Arts advocates saw a May 10 letter from Administration Secretary Dennis Taylor, notifying the commission of employee layoffs, as confirmation that Brownback will veto the funding. But the governor said Kansas law requires a month's notice for layoffs before state employees are laid off.
"We will make that determination shortly," he said.
Brownback proposed abolishing the Arts Commission to help close a projected budget shortfall that approached $500 million. But he didn't seek to eliminate all state funding for the arts: His budget included $200,000 for the state historical society to pass along to the new Kansas Arts Foundation, to ease the transition.
His administration said the commitment would allow the state to continue receiving federal arts funds to distribute across the state.
"My thinking is that we can still do that and not have state employees run it. That's the whole pitch with this," Brownback said last week. "You're not consuming a bunch of your dollars in Topeka."

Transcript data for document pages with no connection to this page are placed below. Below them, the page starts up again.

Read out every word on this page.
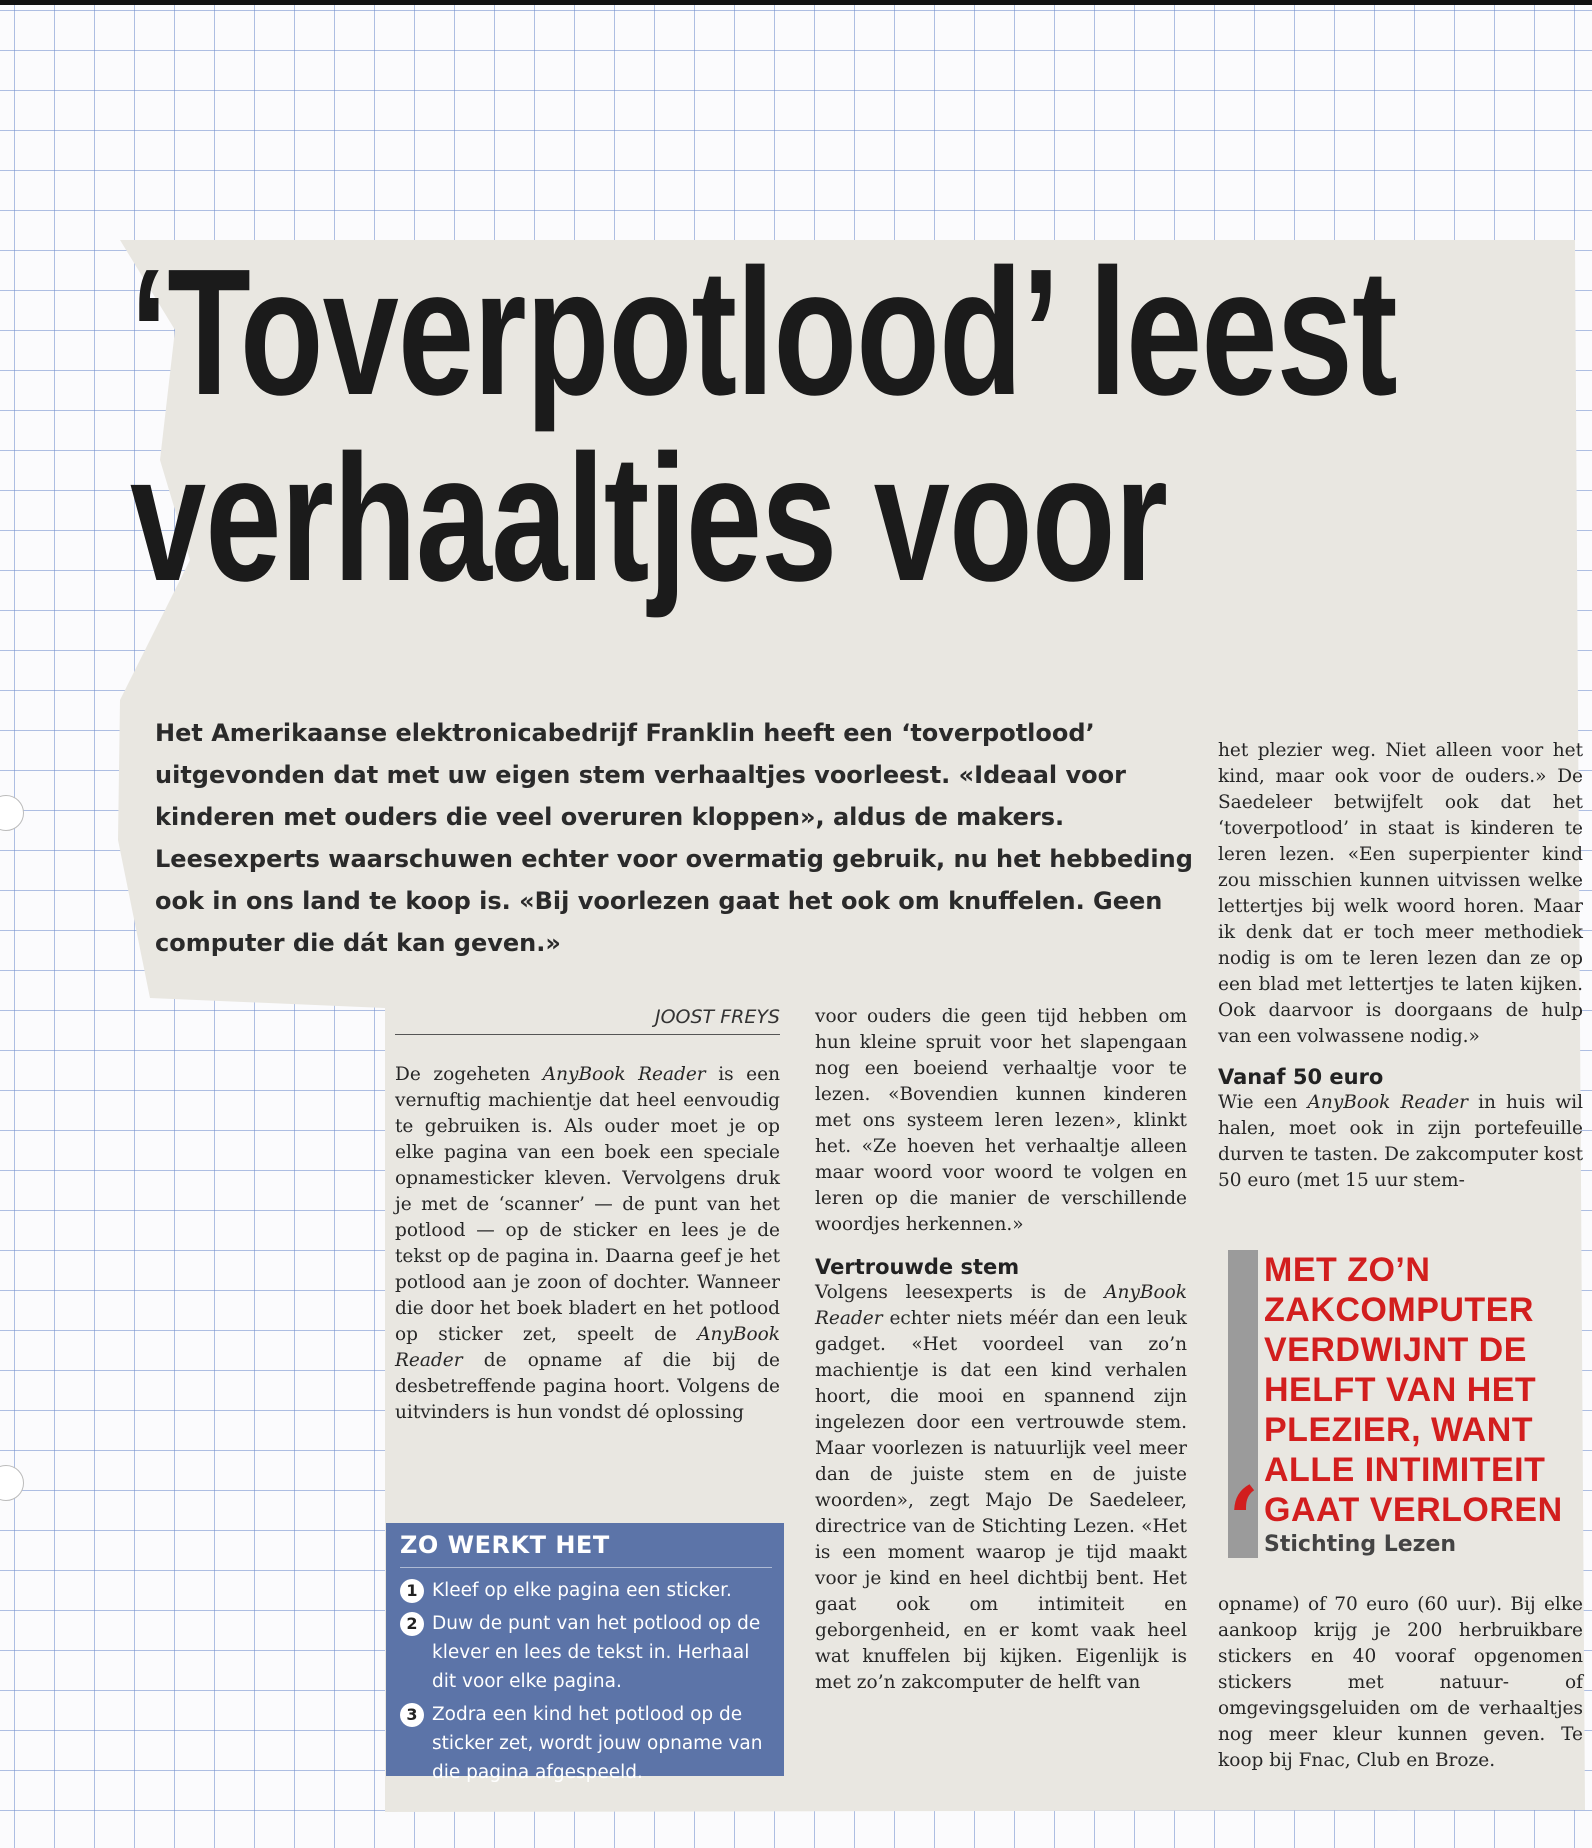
‘Toverpotlood’ leest
verhaaltjes voor

Het Amerikaanse elektronicabedrijf Franklin heeft een ‘toverpotlood’ uitgevonden dat met uw eigen stem verhaaltjes voorleest. «Ideaal voor kinderen met ouders die veel overuren kloppen», aldus de makers. Leesexperts waarschuwen echter voor overmatig gebruik, nu het hebbeding ook in ons land te koop is. «Bij voorlezen gaat het ook om knuffelen. Geen computer die dát kan geven.»

JOOST FREYS

De zogeheten AnyBook Reader is een vernuftig machientje dat heel eenvoudig te gebruiken is. Als ouder moet je op elke pagina van een boek een speciale opnamesticker kleven. Vervolgens druk je met de ‘scanner’ — de punt van het potlood — op de sticker en lees je de tekst op de pagina in. Daarna geef je het potlood aan je zoon of dochter. Wanneer die door het boek bladert en het potlood op sticker zet, speelt de AnyBook Reader de opname af die bij de desbetreffende pagina hoort. Volgens de uitvinders is hun vondst dé oplossing

ZO WERKT HET
1 Kleef op elke pagina een sticker.
2 Duw de punt van het potlood op de klever en lees de tekst in. Herhaal dit voor elke pagina.
3 Zodra een kind het potlood op de sticker zet, wordt jouw opname van die pagina afgespeeld.

voor ouders die geen tijd hebben om hun kleine spruit voor het slapengaan nog een boeiend verhaaltje voor te lezen. «Bovendien kunnen kinderen met ons systeem leren lezen», klinkt het. «Ze hoeven het verhaaltje alleen maar woord voor woord te volgen en leren op die manier de verschillende woordjes herkennen.»

Vertrouwde stem

Volgens leesexperts is de AnyBook Reader echter niets méér dan een leuk gadget. «Het voordeel van zo’n machientje is dat een kind verhalen hoort, die mooi en spannend zijn ingelezen door een vertrouwde stem. Maar voorlezen is natuurlijk veel meer dan de juiste stem en de juiste woorden», zegt Majo De Saedeleer, directrice van de Stichting Lezen. «Het is een moment waarop je tijd maakt voor je kind en heel dichtbij bent. Het gaat ook om intimiteit en geborgenheid, en er komt vaak heel wat knuffelen bij kijken. Eigenlijk is met zo’n zakcomputer de helft van

het plezier weg. Niet alleen voor het kind, maar ook voor de ouders.» De Saedeleer betwijfelt ook dat het ‘toverpotlood’ in staat is kinderen te leren lezen. «Een superpienter kind zou misschien kunnen uitvissen welke lettertjes bij welk woord horen. Maar ik denk dat er toch meer methodiek nodig is om te leren lezen dan ze op een blad met lettertjes te laten kijken. Ook daarvoor is doorgaans de hulp van een volwassene nodig.»

Vanaf 50 euro

Wie een AnyBook Reader in huis wil halen, moet ook in zijn portefeuille durven te tasten. De zakcomputer kost 50 euro (met 15 uur stem-

‘

MET ZO’N ZAKCOMPUTER VERDWIJNT DE HELFT VAN HET PLEZIER, WANT ALLE INTIMITEIT GAAT VERLOREN

Stichting Lezen

opname) of 70 euro (60 uur). Bij elke aankoop krijg je 200 herbruikbare stickers en 40 vooraf opgenomen stickers met natuur- of omgevingsgeluiden om de verhaaltjes nog meer kleur kunnen geven. Te koop bij Fnac, Club en Broze.
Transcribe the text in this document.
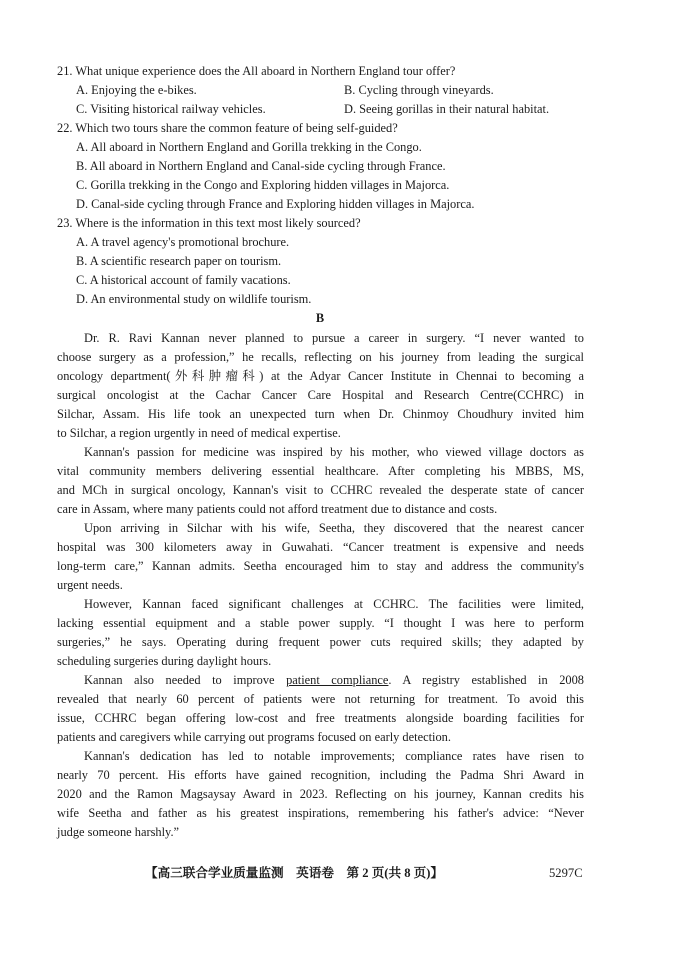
21. What unique experience does the All aboard in Northern England tour offer?
A. Enjoying the e-bikes.	B. Cycling through vineyards.
C. Visiting historical railway vehicles.	D. Seeing gorillas in their natural habitat.
22. Which two tours share the common feature of being self-guided?
A. All aboard in Northern England and Gorilla trekking in the Congo.
B. All aboard in Northern England and Canal-side cycling through France.
C. Gorilla trekking in the Congo and Exploring hidden villages in Majorca.
D. Canal-side cycling through France and Exploring hidden villages in Majorca.
23. Where is the information in this text most likely sourced?
A. A travel agency's promotional brochure.
B. A scientific research paper on tourism.
C. A historical account of family vacations.
D. An environmental study on wildlife tourism.
B
Dr. R. Ravi Kannan never planned to pursue a career in surgery. “I never wanted to
choose surgery as a profession,” he recalls, reflecting on his journey from leading the surgical
oncology department(外科肿瘤科) at the Adyar Cancer Institute in Chennai to becoming a
surgical oncologist at the Cachar Cancer Care Hospital and Research Centre(CCHRC) in
Silchar, Assam. His life took an unexpected turn when Dr. Chinmoy Choudhury invited him
to Silchar, a region urgently in need of medical expertise.
Kannan's passion for medicine was inspired by his mother, who viewed village doctors as
vital community members delivering essential healthcare. After completing his MBBS, MS,
and MCh in surgical oncology, Kannan's visit to CCHRC revealed the desperate state of cancer
care in Assam, where many patients could not afford treatment due to distance and costs.
Upon arriving in Silchar with his wife, Seetha, they discovered that the nearest cancer
hospital was 300 kilometers away in Guwahati. “Cancer treatment is expensive and needs
long-term care,” Kannan admits. Seetha encouraged him to stay and address the community's
urgent needs.
However, Kannan faced significant challenges at CCHRC. The facilities were limited,
lacking essential equipment and a stable power supply. “I thought I was here to perform
surgeries,” he says. Operating during frequent power cuts required skills; they adapted by
scheduling surgeries during daylight hours.
Kannan also needed to improve patient compliance. A registry established in 2008
revealed that nearly 60 percent of patients were not returning for treatment. To avoid this
issue, CCHRC began offering low-cost and free treatments alongside boarding facilities for
patients and caregivers while carrying out programs focused on early detection.
Kannan's dedication has led to notable improvements; compliance rates have risen to
nearly 70 percent. His efforts have gained recognition, including the Padma Shri Award in
2020 and the Ramon Magsaysay Award in 2023. Reflecting on his journey, Kannan credits his
wife Seetha and father as his greatest inspirations, remembering his father's advice: “Never
judge someone harshly.”
【高三联合学业质量监测　英语卷　第 2 页(共 8 页)】	5297C
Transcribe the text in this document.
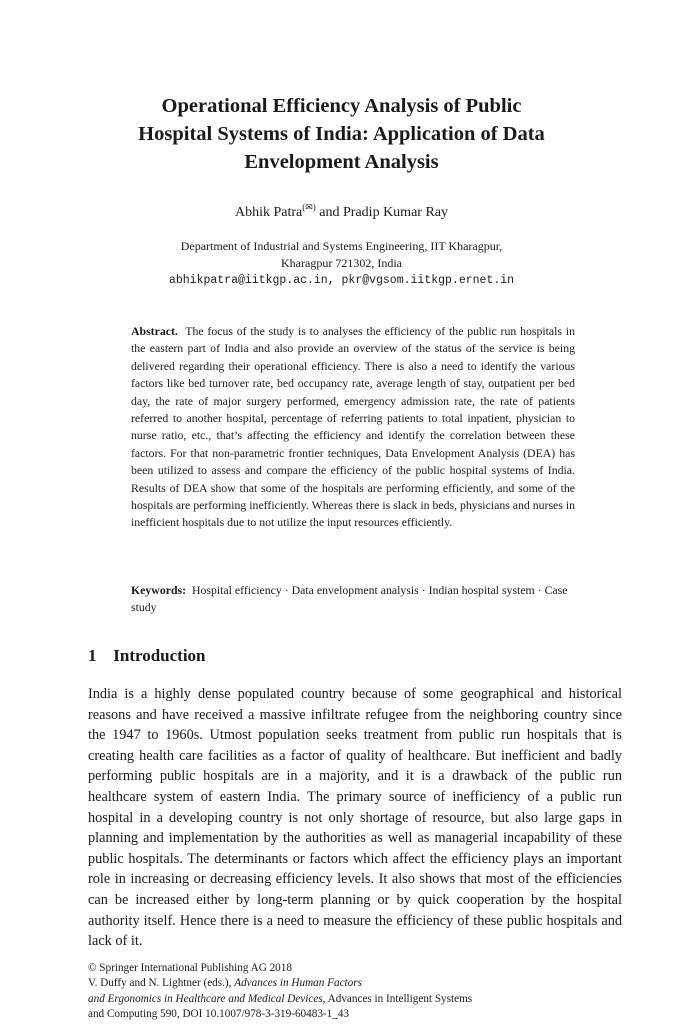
Operational Efficiency Analysis of Public
Hospital Systems of India: Application of Data
Envelopment Analysis
Abhik Patra(✉) and Pradip Kumar Ray
Department of Industrial and Systems Engineering, IIT Kharagpur,
Kharagpur 721302, India
abhikpatra@iitkgp.ac.in, pkr@vgsom.iitkgp.ernet.in
Abstract. The focus of the study is to analyses the efficiency of the public run hospitals in the eastern part of India and also provide an overview of the status of the service is being delivered regarding their operational efficiency. There is also a need to identify the various factors like bed turnover rate, bed occupancy rate, average length of stay, outpatient per bed day, the rate of major surgery performed, emergency admission rate, the rate of patients referred to another hospital, percentage of referring patients to total inpatient, physician to nurse ratio, etc., that’s affecting the efficiency and identify the correlation between these factors. For that non-parametric frontier techniques, Data Envelopment Analysis (DEA) has been utilized to assess and compare the efficiency of the public hospital systems of India. Results of DEA show that some of the hospitals are performing efficiently, and some of the hospitals are performing inefficiently. Whereas there is slack in beds, physicians and nurses in inefficient hospitals due to not utilize the input resources efficiently.
Keywords: Hospital efficiency · Data envelopment analysis · Indian hospital system · Case study
1 Introduction
India is a highly dense populated country because of some geographical and historical reasons and have received a massive infiltrate refugee from the neighboring country since the 1947 to 1960s. Utmost population seeks treatment from public run hospitals that is creating health care facilities as a factor of quality of healthcare. But inefficient and badly performing public hospitals are in a majority, and it is a drawback of the public run healthcare system of eastern India. The primary source of inefficiency of a public run hospital in a developing country is not only shortage of resource, but also large gaps in planning and implementation by the authorities as well as managerial incapability of these public hospitals. The determinants or factors which affect the efficiency plays an important role in increasing or decreasing efficiency levels. It also shows that most of the efficiencies can be increased either by long-term planning or by quick cooperation by the hospital authority itself. Hence there is a need to measure the efficiency of these public hospitals and lack of it.
© Springer International Publishing AG 2018
V. Duffy and N. Lightner (eds.), Advances in Human Factors
and Ergonomics in Healthcare and Medical Devices, Advances in Intelligent Systems
and Computing 590, DOI 10.1007/978-3-319-60483-1_43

Arts advocates said Brownback's administration is just wrong about federal funds and under his plan. They said the state would lose up to $1.2 million during the next fiscal year. The budget approved by legislators put all arts funding with the commission. If Brownback vetoes its appropriation, there are no state arts dollars.
Critics also question his plan as a cost-saving move. The appropriation for the Arts Commission is only 0.01 percent of the nearly $6.1 billion in spending financed with the state's general revenues.
"We have widespread support — statewide — for the Arts Commission," said Senate President Steve Morris, R-Hugoton. "I would hope that the governor would maybe take another look at it and not veto that funding."
Arts advocates also said that state funding represents economic development. For example, Americans for the Arts said in a 2009 study that nonprofit arts and culture organizations — the type of groups supported by the Kansas commission — account for 4,600 jobs and $154 million in annual spending by themselves or their audiences.